BU Prof on the War: Admit Failure

Earlier this week, General David Petraeus, commander of Multi-National Force Iraq, and Ryan Crocker, U.S. ambassador to Iraq, testified before Congress about the progress that’s been made in Iraq since the arrival of the 30,000-troop “surge” called for by President Bush in January.
Bottom line: while security has improved in some of the most violent areas of the country, little political progress had been made in reconciling Iraq’s rival ethnic and religious groups. Petraeus told Congress that a continued drop in violence could allow a reduction in U.S. forces to pre-surge levels by the end of next summer, but he made no further projections. Crocker called for patience with a nation-building effort that would be “slow and uneven.”
Their testimony, much of which had been gleaned from leaks and press reports even before Petraeus and Crocker sat before Congress, did not win over many of the Democrats who have been calling for a much faster reduction of American military forces in Iraq. Indeed, the two men warned of disastrous consequences if U.S. troops were to depart too hastily. But their answers failed to illuminate a path to the ultimate victory the president has described as America’s goal, leaving open the question of what circumstances would be favorable for an American withdrawal.

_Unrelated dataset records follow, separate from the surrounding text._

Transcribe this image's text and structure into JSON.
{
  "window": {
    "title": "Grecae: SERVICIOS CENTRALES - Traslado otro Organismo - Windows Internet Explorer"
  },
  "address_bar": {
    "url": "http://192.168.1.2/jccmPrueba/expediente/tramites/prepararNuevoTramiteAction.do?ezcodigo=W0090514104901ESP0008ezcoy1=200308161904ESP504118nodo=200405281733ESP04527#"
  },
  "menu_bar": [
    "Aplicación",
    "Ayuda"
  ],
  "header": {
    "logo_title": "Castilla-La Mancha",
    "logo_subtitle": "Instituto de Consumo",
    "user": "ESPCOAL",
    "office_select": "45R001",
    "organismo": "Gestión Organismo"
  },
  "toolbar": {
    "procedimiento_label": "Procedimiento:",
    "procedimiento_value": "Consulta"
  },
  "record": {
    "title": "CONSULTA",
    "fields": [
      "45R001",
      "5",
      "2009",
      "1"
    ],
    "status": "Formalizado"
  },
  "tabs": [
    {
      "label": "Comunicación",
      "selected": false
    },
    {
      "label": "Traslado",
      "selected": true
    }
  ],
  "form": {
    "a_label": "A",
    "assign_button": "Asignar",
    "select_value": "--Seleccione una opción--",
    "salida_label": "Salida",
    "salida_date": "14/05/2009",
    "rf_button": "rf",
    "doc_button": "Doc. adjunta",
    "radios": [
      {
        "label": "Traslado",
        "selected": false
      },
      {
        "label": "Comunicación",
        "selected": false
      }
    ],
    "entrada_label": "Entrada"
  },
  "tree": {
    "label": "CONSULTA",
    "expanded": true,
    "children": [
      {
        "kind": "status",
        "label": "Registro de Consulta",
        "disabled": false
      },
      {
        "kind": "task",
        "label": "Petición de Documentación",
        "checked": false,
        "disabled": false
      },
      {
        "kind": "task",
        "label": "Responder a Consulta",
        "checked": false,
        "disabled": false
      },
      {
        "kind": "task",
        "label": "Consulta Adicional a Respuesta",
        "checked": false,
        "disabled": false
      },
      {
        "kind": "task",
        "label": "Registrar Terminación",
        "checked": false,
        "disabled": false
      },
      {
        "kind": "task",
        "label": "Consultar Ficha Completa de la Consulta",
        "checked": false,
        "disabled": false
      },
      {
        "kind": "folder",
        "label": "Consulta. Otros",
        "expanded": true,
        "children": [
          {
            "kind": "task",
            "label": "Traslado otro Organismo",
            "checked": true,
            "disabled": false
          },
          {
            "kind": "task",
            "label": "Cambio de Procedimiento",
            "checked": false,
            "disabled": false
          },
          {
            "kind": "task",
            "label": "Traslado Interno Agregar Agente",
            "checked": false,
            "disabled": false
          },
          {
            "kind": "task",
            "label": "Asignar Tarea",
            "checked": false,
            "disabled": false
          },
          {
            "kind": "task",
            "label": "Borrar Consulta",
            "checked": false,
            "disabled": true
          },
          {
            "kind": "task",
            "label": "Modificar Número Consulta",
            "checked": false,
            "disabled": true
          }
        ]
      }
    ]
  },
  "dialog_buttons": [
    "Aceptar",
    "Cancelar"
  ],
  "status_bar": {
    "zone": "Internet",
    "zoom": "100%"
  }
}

In a prime-time televised address to the nation yesterday, Bush said he planned to reduce U.S. troop strength to pre-surge levels by next summer, and he asked Congress and the American people to have faith in the mission, warning that leaving Iraq now would be disastrous. But with the 2008 presidential campaign already in high gear, it’s unclear how much patience Americans and their elected representatives have left.
For some analysis on the testimony, the policy, and the political fallout, BU Today spoke with Michael Corgan, a College of Arts and Sciences associate professor of international relations.
BU Today: In addition to General David Petraeus’ assessment, the Government Accountability Office and retired General James Jones have also recently issued Iraq progress reports. Do these reports reach any common bottom-line conclusions?
Corgan: Where General Petraeus, the GAO, and General Jones all agree is that there is no quick or cheap or easy or even dignified solution to the problem we have created in Iraq. The disagreement is basically on how long we have to provide some sort of security blanket for feuding factions in Iraq. All agree that a precipitate pullout would create unmanageable problems, but that’s where agreement really ends. General Jones is perhaps most pessimistic about chance for cobbling together any sort of workable coalition.
The 18 benchmarks for progress in Iraq cover a wide range of political and security goals. Which of these do you think are the most salient for real progress, and why?
Of the 18 benchmarked goals, the one that is most important is the achievement of a government that has overall legitimacy in the eyes of ordinary Iraqis. It doesn’t matter what elites want, because unlike in the days of Saddam Hussein’s rule, there is no enforcement infrastructure that can make ordinary people bow to the will of a central government. We are a long way from any legitimized government for all of Iraq, and we don’t seem to be getting any closer, regardless of whether the surge is or is not working.
Do you think Congress will make any big moves on the heels of these reports, such as passing a resolution naming a date to start drawing down U.S. troops?
Congress is unlikely to make any bold moves for drawing down troops in Iraq unless there is some single salient event, like the 1968 Tet Offensive in Vietnam (military defeat for the Viet Cong and the North Vietnamese, incidentally) that will coalesce public opinion against continuation of the war. Even in that case, it took almost four more years for the United States to pull out completely. In fairness to Congress and even the administration, no country has good plans for how to gracefully lose a war.
What about any major shifts in President Bush’s Iraq policy before he leaves office?
It is unlikely President Bush will change his Iraq policy. Like military and civilian leaders in World War I, he will argue that just a little while longer or just a few more men will tip the balance. Most presidents in the last years in office start to worry about their legacy, and George Bush is, by his own choice, the “war president.” His place in history rises or falls on success in Iraq, and he will be unable to back out now.
Do you think these reports will have any effect or have had any effect on the Iraq war stances of either the Democratic or Republican presidential candidates?
I think the current presidential candidates will find enough in the reports to support their current positions. I don’t see anyone changing positions and risking being accused of “flip-flopping,” as was John Kerry in 2004.
Is a unified, democratic Iraq a realistic goal? And if so, in what time frame?
A unified democratic Iraq is not and never was a very realistic goal within the lifetime of anyone now living. That the administration thinks so too, and has all along, is evidenced by the massive U.S. Embassy we are building in Baghdad. It’s our largest embassy anywhere, and it is reminiscent of nothing so much as a crusader castle in the Holy Land of the Middle Ages. It is a fortress built for a long siege.
Given these progress reports and the Congressional testimony of General Petraeus and Ambassador Crocker, what do you feel would be our best move in Iraq?
In my opinion, the best solution for Iraq is for us to admit that we have largely failed in the follow-up action to Saddam’s overthrow and to invite the neighbors and the UN back in to help find some kind of solution everyone can live with. After all, look at a map. As the Syrians and the Iranians can and do point out to Iraqis, they’ll be around long after we’ve left.